Viajar pela Nova Zelândia é fácil porque tudo lá parece ter sido feito com a idéia de que alguém viria, de algum lugar, pra ver aquilo tudo. São lugares de fácil acesso, sempre com estacionamentos, repletos de informações. Não é um lugar pra se contratar pacotes turísticos. Lá a regra é o “viaje você mesmo”. O único senão é a mão inglesa. Nunca consegui sentir firmeza em pegar um carro de volante trocado. Quem dirigiu foi meu amigo, fiquei encarregado da playlist do rádio.

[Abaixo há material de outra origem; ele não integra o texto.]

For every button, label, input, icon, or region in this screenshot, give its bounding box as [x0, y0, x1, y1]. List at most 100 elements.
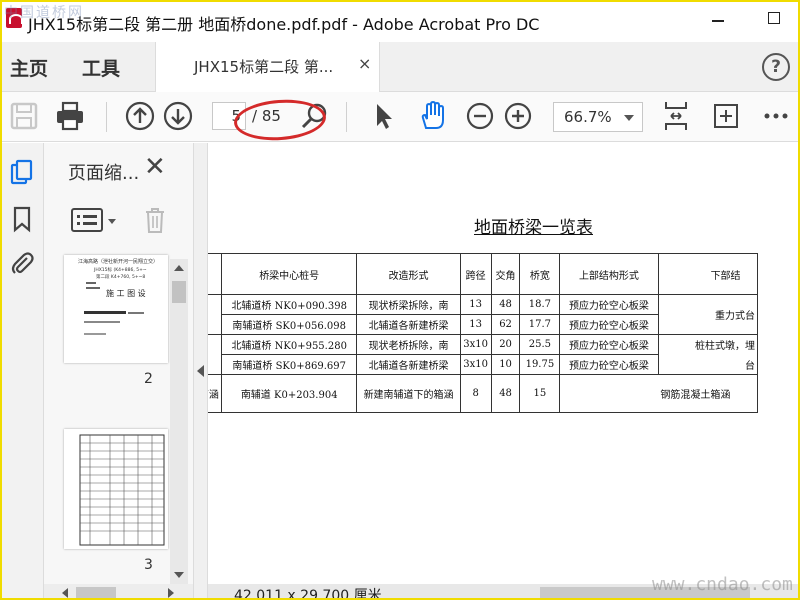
select-icon[interactable] — [368, 100, 400, 132]
table-cell: 15 — [519, 374, 561, 413]
table-cell: 现状桥梁拆除，南 — [356, 294, 461, 315]
document-view[interactable]: 地面桥梁一览表 桥梁中心桩号 改造形式 跨径 交角 桥宽 上部结构形式 下部结 … — [208, 143, 798, 584]
thumbnails-hscrollbar[interactable] — [44, 584, 193, 598]
table-cell: 桩柱式墩，埋 — [657, 334, 759, 355]
table-cell: 南辅道桥 SK0+869.697 — [220, 354, 358, 375]
help-icon[interactable]: ? — [762, 53, 790, 81]
table-cell: 重力式台 — [657, 294, 759, 335]
zoom-value: 66.7% — [564, 108, 612, 126]
table-cell: 北辅道桥 NK0+955.280 — [220, 334, 358, 355]
panel-collapse-handle[interactable] — [194, 143, 208, 598]
prev-page-icon[interactable] — [124, 100, 156, 132]
thumbnails-scrollbar[interactable] — [170, 259, 188, 584]
table-cell — [208, 334, 222, 375]
zoom-in-icon[interactable] — [502, 100, 534, 132]
fit-page-icon[interactable] — [660, 100, 692, 132]
column-header: 跨径 — [459, 253, 492, 295]
column-header: 交角 — [490, 253, 521, 295]
toolbar-separator — [106, 102, 107, 132]
trash-icon[interactable] — [140, 205, 170, 235]
table-row: 南辅道桥 SK0+869.697 北辅道各新建桥梁 3x10 10 19.75 … — [208, 354, 759, 375]
table-row: 北辅道桥 NK0+090.398 现状桥梁拆除，南 13 48 18.7 预应力… — [208, 294, 759, 335]
thumbnail-page-3 — [79, 434, 165, 546]
attachments-icon[interactable] — [8, 249, 36, 277]
table-cell: 13 — [459, 294, 492, 315]
table-cell: 北辅道各新建桥梁 — [356, 354, 461, 375]
table-cell: 预应力砼空心板梁 — [559, 294, 659, 315]
table-cell: 箱涵 — [208, 374, 222, 413]
close-tab-icon[interactable]: × — [358, 54, 371, 73]
tab-home[interactable]: 主页 — [10, 54, 48, 81]
page-thumbnail[interactable] — [64, 429, 168, 549]
column-header: 桥宽 — [519, 253, 561, 295]
chevron-down-icon — [624, 115, 634, 121]
table-cell: 20 — [490, 334, 521, 355]
page-thumbnails-icon[interactable] — [8, 159, 36, 187]
thumbnail-page-2: 江海高路（泄社新开河一民翔立交） JHX15标 (K4+886, 5+~ 第二段… — [78, 258, 158, 335]
tools-icon[interactable] — [710, 100, 742, 132]
scroll-left-icon[interactable] — [62, 588, 68, 598]
column-header: 改造形式 — [356, 253, 461, 295]
tab-document[interactable]: JHX15标第二段 第... × — [155, 42, 380, 92]
scroll-right-icon[interactable] — [168, 588, 174, 598]
table-cell: 3x10 — [459, 354, 492, 375]
save-icon[interactable] — [8, 100, 40, 132]
left-tool-rail — [2, 143, 44, 598]
column-header: 桥梁中心桩号 — [220, 253, 358, 295]
close-icon[interactable]: ✕ — [144, 153, 166, 181]
table-cell: 48 — [490, 374, 521, 413]
document-heading: 地面桥梁一览表 — [474, 218, 593, 238]
chevron-down-icon[interactable] — [108, 219, 116, 224]
table-cell: 19.75 — [519, 354, 561, 375]
bridge-table: 桥梁中心桩号 改造形式 跨径 交角 桥宽 上部结构形式 下部结 北辅道桥 NK0… — [208, 253, 759, 413]
page-thumbnail[interactable]: 江海高路（泄社新开河一民翔立交） JHX15标 (K4+886, 5+~ 第二段… — [64, 255, 168, 363]
next-page-icon[interactable] — [162, 100, 194, 132]
table-row: 北辅道桥 NK0+955.280 现状老桥拆除，南 3x10 20 25.5 预… — [208, 334, 759, 375]
table-cell: 17.7 — [519, 314, 561, 335]
table-cell: 3x10 — [459, 334, 492, 355]
print-icon[interactable] — [54, 100, 86, 132]
column-header: 下部结 — [657, 253, 759, 295]
table-cell: 钢筋混凝土箱涵 — [559, 374, 758, 413]
thumb-line: 施 工 图 设 — [106, 288, 146, 298]
panel-title: 页面缩... — [68, 163, 140, 184]
scrollbar-thumb[interactable] — [76, 587, 116, 598]
table-cell: 62 — [490, 314, 521, 335]
thumbnail-page-number: 2 — [144, 371, 153, 387]
window-title: JHX15标第二段 第二册 地面桥done.pdf.pdf - Adobe Ac… — [28, 15, 540, 34]
table-cell: 10 — [490, 354, 521, 375]
table-row: 箱涵 南辅道 K0+203.904 新建南辅道下的箱涵 8 48 15 钢筋混凝… — [208, 374, 758, 413]
toolbar: 5 / 85 66.7% — [2, 92, 798, 142]
thumbnails-panel: 页面缩... ✕ 江海高路（泄社新开河一民翔立交） JHX15标 (K4+886… — [44, 143, 194, 598]
zoom-select[interactable]: 66.7% — [553, 102, 643, 132]
table-cell: 预应力砼空心板梁 — [559, 314, 659, 335]
more-icon[interactable] — [760, 100, 792, 132]
scrollbar-thumb[interactable] — [172, 281, 186, 303]
table-cell: 预应力砼空心板梁 — [559, 354, 659, 375]
title-bar: 中国道桥网 JHX15标第二段 第二册 地面桥done.pdf.pdf - Ad… — [2, 2, 798, 42]
table-cell: 南辅道桥 SK0+056.098 — [220, 314, 358, 335]
table-cell: 北辅道各新建桥梁 — [356, 314, 461, 335]
column-header: 上部结构形式 — [559, 253, 659, 295]
maximize-icon[interactable] — [768, 12, 780, 24]
bookmarks-icon[interactable] — [8, 205, 36, 233]
page-dimensions: 42.011 x 29.700 厘米 — [234, 588, 382, 600]
zoom-out-icon[interactable] — [464, 100, 496, 132]
table-cell — [208, 294, 222, 335]
minimize-icon[interactable] — [712, 20, 724, 22]
options-icon[interactable] — [70, 207, 104, 233]
tab-tools[interactable]: 工具 — [82, 54, 120, 81]
thumb-line: JHX15标 (K4+886, 5+~ — [93, 266, 147, 273]
tab-bar: 主页 工具 JHX15标第二段 第... × ? — [2, 42, 798, 92]
table-cell: 48 — [490, 294, 521, 315]
scroll-up-icon[interactable] — [174, 265, 184, 271]
table-cell: 现状老桥拆除，南 — [356, 334, 461, 355]
table-header-row: 桥梁中心桩号 改造形式 跨径 交角 桥宽 上部结构形式 下部结 — [208, 253, 759, 295]
document-tab-label: JHX15标第二段 第... — [194, 58, 334, 76]
hand-icon[interactable] — [416, 100, 448, 132]
thumb-line: 江海高路（泄社新开河一民翔立交） — [78, 258, 158, 265]
scroll-down-icon[interactable] — [174, 572, 184, 578]
thumbnail-page-number: 3 — [144, 557, 153, 573]
table-cell: 新建南辅道下的箱涵 — [356, 374, 461, 413]
table-cell: 8 — [459, 374, 492, 413]
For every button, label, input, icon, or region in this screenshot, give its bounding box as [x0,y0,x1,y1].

Queenstown é a capital mundial dos esportes radicais. E esse não é um título de propaganda do tipo “Las Vegas, cidade do pecado” – que te vende uma idéia e, quando você chega lá, todo mundo está se casando. Foi ali, por exemplo, onde inventaram o bungee jump. O principal esporte do país – Rugby, o futebol deles – inclui trombadas, contusões, fraturas e sangue. O super popular mountain biking é quase suicídio.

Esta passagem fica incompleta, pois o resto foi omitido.